Summary
This review, published in Integrative Zoology, explores how bottom-up ecological processes — originating with soil microorganisms and propagating through plant physiology to insect herbivores — can shape the sustainability of agricultural ecosystems. Drawing on evidence across microbiology, plant biology, and entomology, the paper likely argues that managing soil microbial diversity and plant–microbe interactions offers leverage for natural pest regulation.
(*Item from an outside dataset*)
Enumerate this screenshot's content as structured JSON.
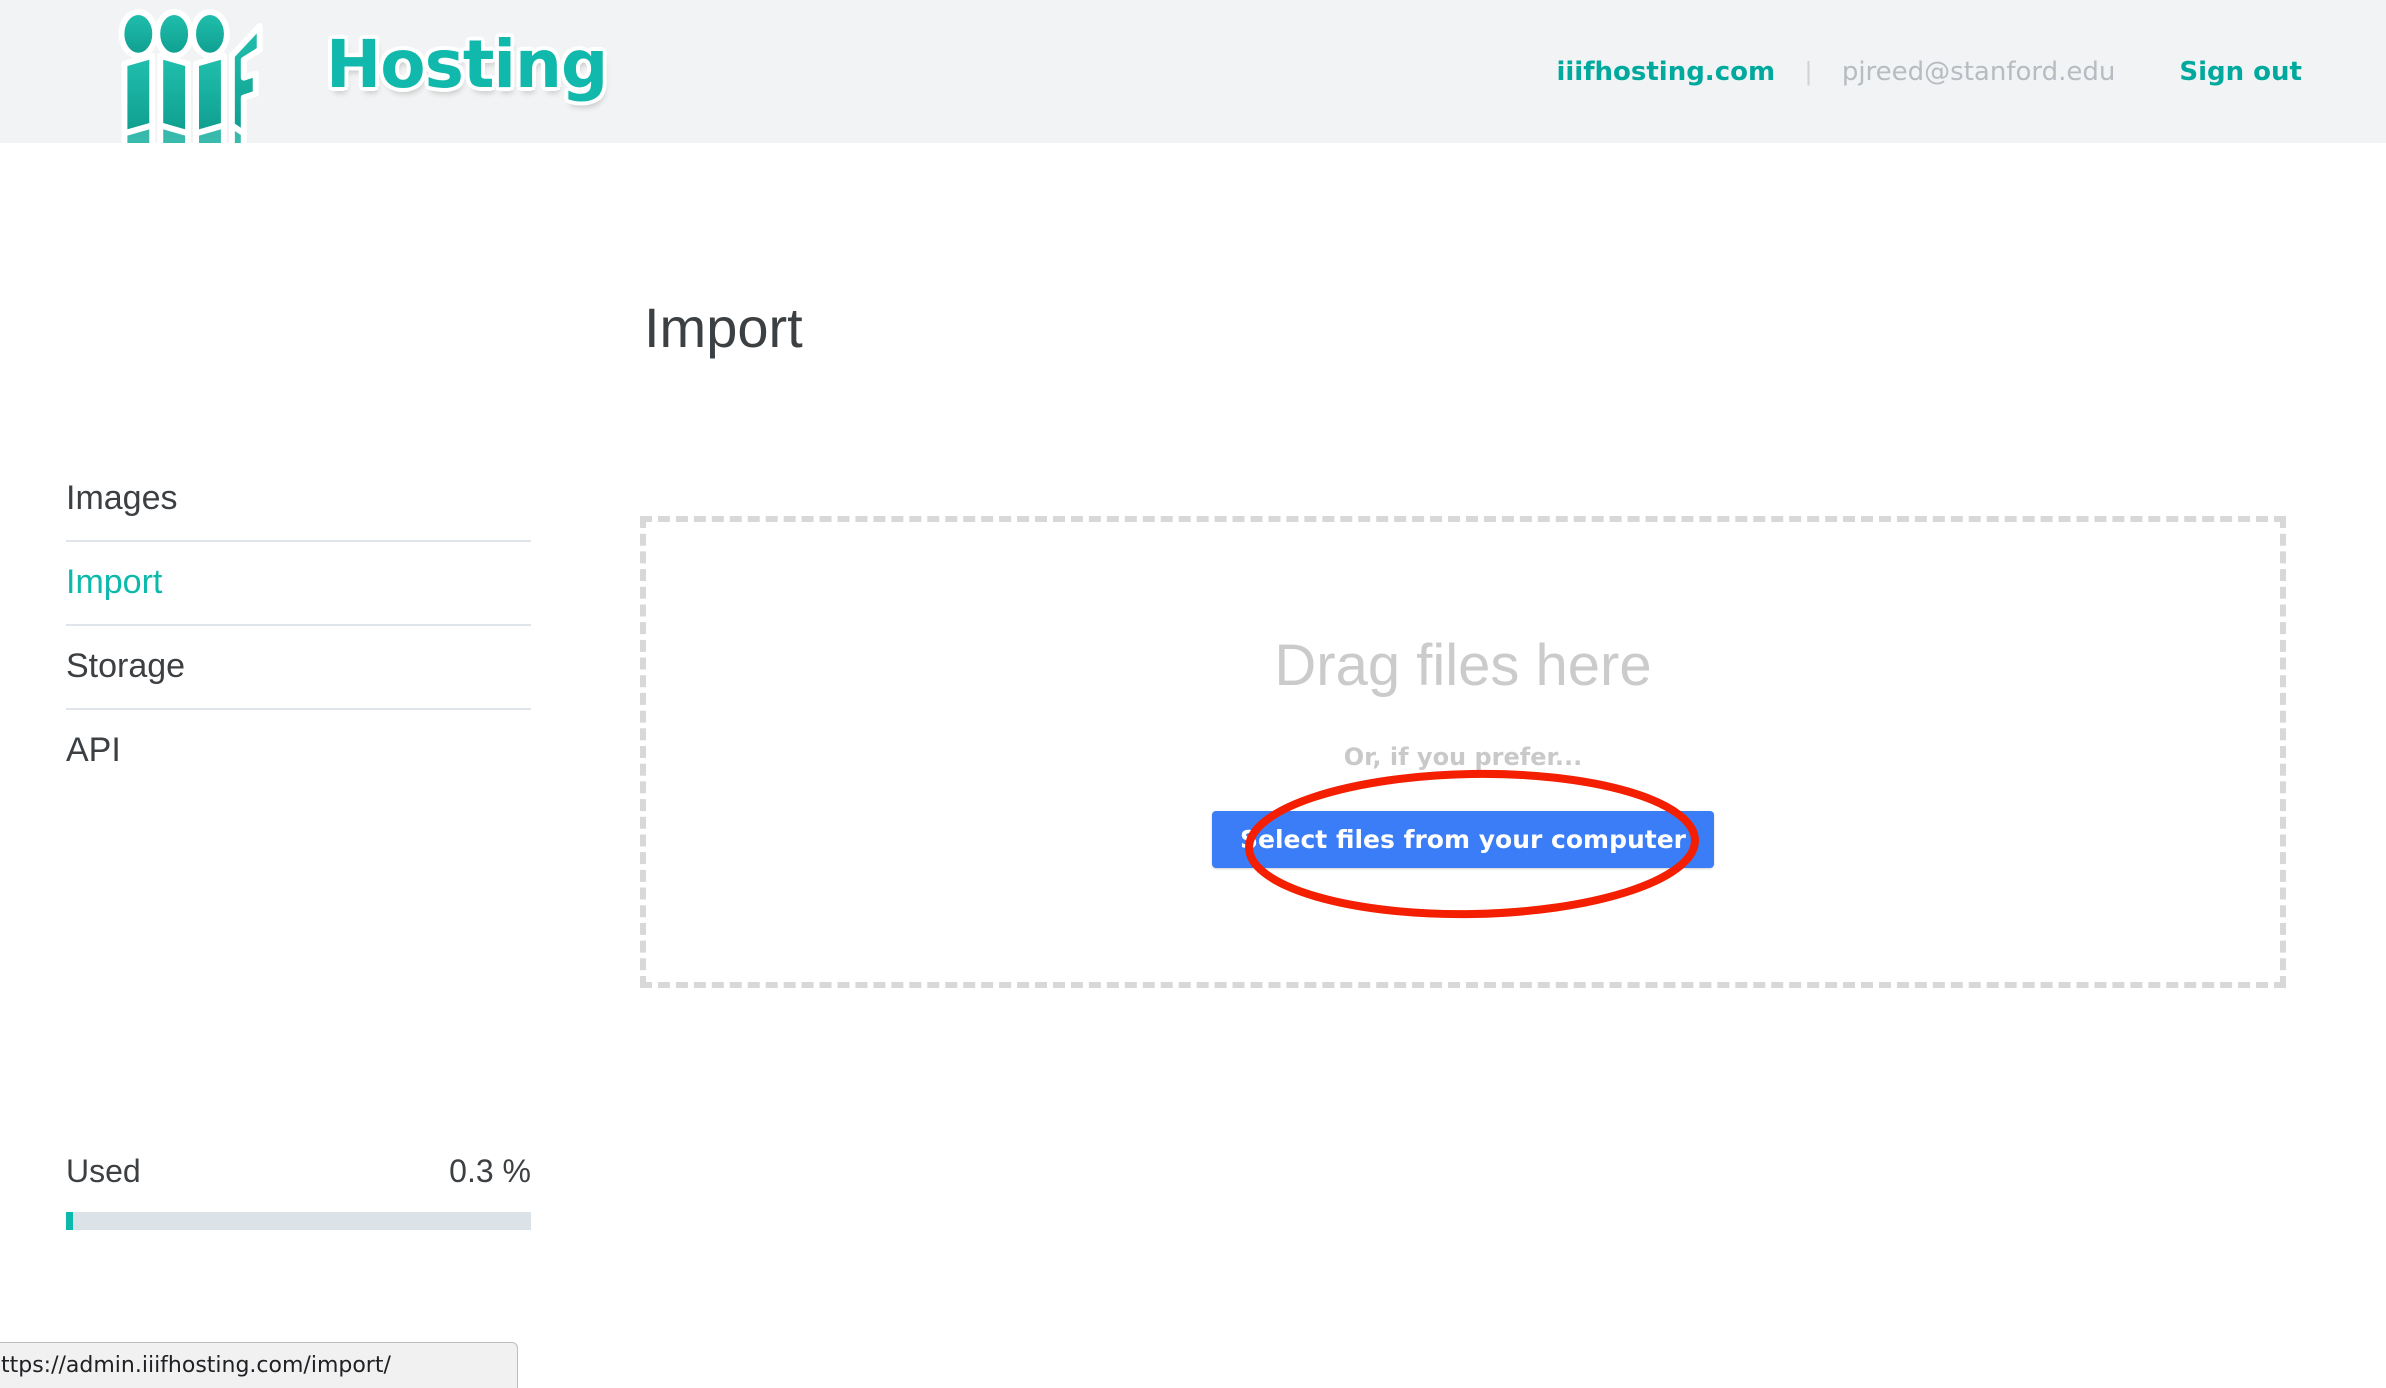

The work contributes a multi-trophic perspective to discussions of sustainable farming, situating microbial ecology as foundational to above-ground biodiversity and crop protection.
UK applicability
Although the study is likely international in scope, its findings on microbial-mediated pest suppression and plant resilience are broadly applicable to UK arable and horticultural systems, particularly in the context of integrated pest management and the UK's post-Brexit agri-environment policy ambitions around reducing synthetic pesticide use.
Key measures
Likely measures include plant defence metabolite profiles, insect herbivore fitness and feeding behaviour, microbial community composition, and indicators of ecosystem stability or pest suppression
Outcomes reported
The study likely examines how soil microbial communities influence plant physiology and defence traits, and how these changes cascade upward to affect insect herbivore performance and population dynamics. It probably synthesises evidence on bottom-up trophic linkages as mechanisms underpinning agro-ecosystem sustainability.